What no heat lamp to help keep everyone warm? That’s right, no heat lamp. The thing with chickens, and ducks and geese in particular, is they all have feathers. When it gets cold, they should have the feathers and body fat to keep themselves toasty. They burn a lot of calories to keep warm, so I make sure they all have plenty of feed, and supplement their food with corn and dried worms. I have been known to toss a stick of butter to the chickens so they are able to consume extra fat to which helps replace the extra calories they are using. Their poop freezes, which freezes the hay. So, I toss more hay on top. I’ll keep this up until we have a warm up. Then I’ll shovel some out, stir it up, and toss on more. I go through a lot of hay in the winter. I also make sure everyone has plenty in their yards. Even though duck and geese have down, and lots of body fat, they like the extra hay to settle in when it’s really cold out. Water is the biggest issue in the winter. I have a heated waterer for the chickens. It works great as long as they don’t accidentally unplug it. For the ducks, I have an aquarium heater I put in their water cooler. This works great, but they have been known to pull it out of their cooler and set it in the hay, causing a serious fire hazard. Which, is why I haven’t put one in the goose’s water.

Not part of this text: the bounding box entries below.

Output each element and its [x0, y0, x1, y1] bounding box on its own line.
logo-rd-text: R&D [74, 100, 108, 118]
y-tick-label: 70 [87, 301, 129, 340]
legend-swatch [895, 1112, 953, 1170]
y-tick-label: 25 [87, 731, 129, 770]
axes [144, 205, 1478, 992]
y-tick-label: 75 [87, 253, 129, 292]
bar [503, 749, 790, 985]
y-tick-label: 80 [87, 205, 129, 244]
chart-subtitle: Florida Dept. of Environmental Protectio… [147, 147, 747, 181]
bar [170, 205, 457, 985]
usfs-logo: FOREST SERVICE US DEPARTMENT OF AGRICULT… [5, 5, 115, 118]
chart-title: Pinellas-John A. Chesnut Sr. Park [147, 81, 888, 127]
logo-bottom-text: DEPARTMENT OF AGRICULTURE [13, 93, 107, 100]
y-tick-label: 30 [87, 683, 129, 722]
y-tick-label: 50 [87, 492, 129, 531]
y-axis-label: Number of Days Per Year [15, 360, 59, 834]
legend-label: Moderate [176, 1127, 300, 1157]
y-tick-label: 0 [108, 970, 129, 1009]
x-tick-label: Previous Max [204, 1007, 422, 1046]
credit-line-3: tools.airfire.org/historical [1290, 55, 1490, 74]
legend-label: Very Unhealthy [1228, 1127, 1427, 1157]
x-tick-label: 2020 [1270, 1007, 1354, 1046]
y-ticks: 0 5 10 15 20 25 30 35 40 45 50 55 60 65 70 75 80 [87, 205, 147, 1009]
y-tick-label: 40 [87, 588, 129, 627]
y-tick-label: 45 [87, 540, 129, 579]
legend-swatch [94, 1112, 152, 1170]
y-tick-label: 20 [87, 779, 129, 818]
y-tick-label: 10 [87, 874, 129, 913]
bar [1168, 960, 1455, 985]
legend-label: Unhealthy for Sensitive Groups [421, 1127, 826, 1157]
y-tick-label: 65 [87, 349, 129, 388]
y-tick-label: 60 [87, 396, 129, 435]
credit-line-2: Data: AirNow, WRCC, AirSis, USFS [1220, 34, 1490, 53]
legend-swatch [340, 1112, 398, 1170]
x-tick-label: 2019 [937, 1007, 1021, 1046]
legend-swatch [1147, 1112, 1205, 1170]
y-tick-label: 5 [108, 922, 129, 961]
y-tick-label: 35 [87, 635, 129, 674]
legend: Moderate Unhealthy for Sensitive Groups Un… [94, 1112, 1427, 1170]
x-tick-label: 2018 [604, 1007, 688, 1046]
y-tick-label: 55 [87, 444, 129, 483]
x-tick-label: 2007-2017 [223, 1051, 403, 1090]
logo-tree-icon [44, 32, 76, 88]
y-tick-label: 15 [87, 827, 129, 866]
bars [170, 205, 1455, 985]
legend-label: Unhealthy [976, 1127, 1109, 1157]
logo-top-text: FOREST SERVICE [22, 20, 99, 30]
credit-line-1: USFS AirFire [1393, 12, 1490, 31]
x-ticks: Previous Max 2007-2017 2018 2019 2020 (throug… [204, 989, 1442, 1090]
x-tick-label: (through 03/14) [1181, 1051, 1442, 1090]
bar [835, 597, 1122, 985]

Geese are insatiably curious, and will eat anything. I’m really worried they will chew the water heater, and start a fire. So, until I come up with a solution to that, I’m using a smaller bucket, and heaping hay around it. That helps keep it from freezing for a while. Their outside water has to be unfrozen and refreshed everyday, but it keeps everyone happy.
The return of winter has been a pain. I am tired of my fingers sticking to the metal latches on the doors to duck and goose yards, and the chicken coop. Hauling water has taken on a whole new level of effort, and the birds are going through their feed at a rapid rate. The geese, however, don’t seem to care. They love wondering around, eating plastic objects they aren’t supposed to, no matter the weather. As soon as I fill up the ducks outside bucket, they have hopped in, splashing around. It must feel like they are relaxing at Chena Hot Springs. The chickens poke their heads out, and wait for their corn ration. It’s back in the 40’s now, and raining. The geese and ducks have found every puddle in their yards, and hopped in. Chickens are hopping out of their coop, hunting for their kitchen scraps that to froze to the ground last week. They are all happy, but I kind of miss winter. Sure, it was a pain, but it was beautiful, and it is why I live here.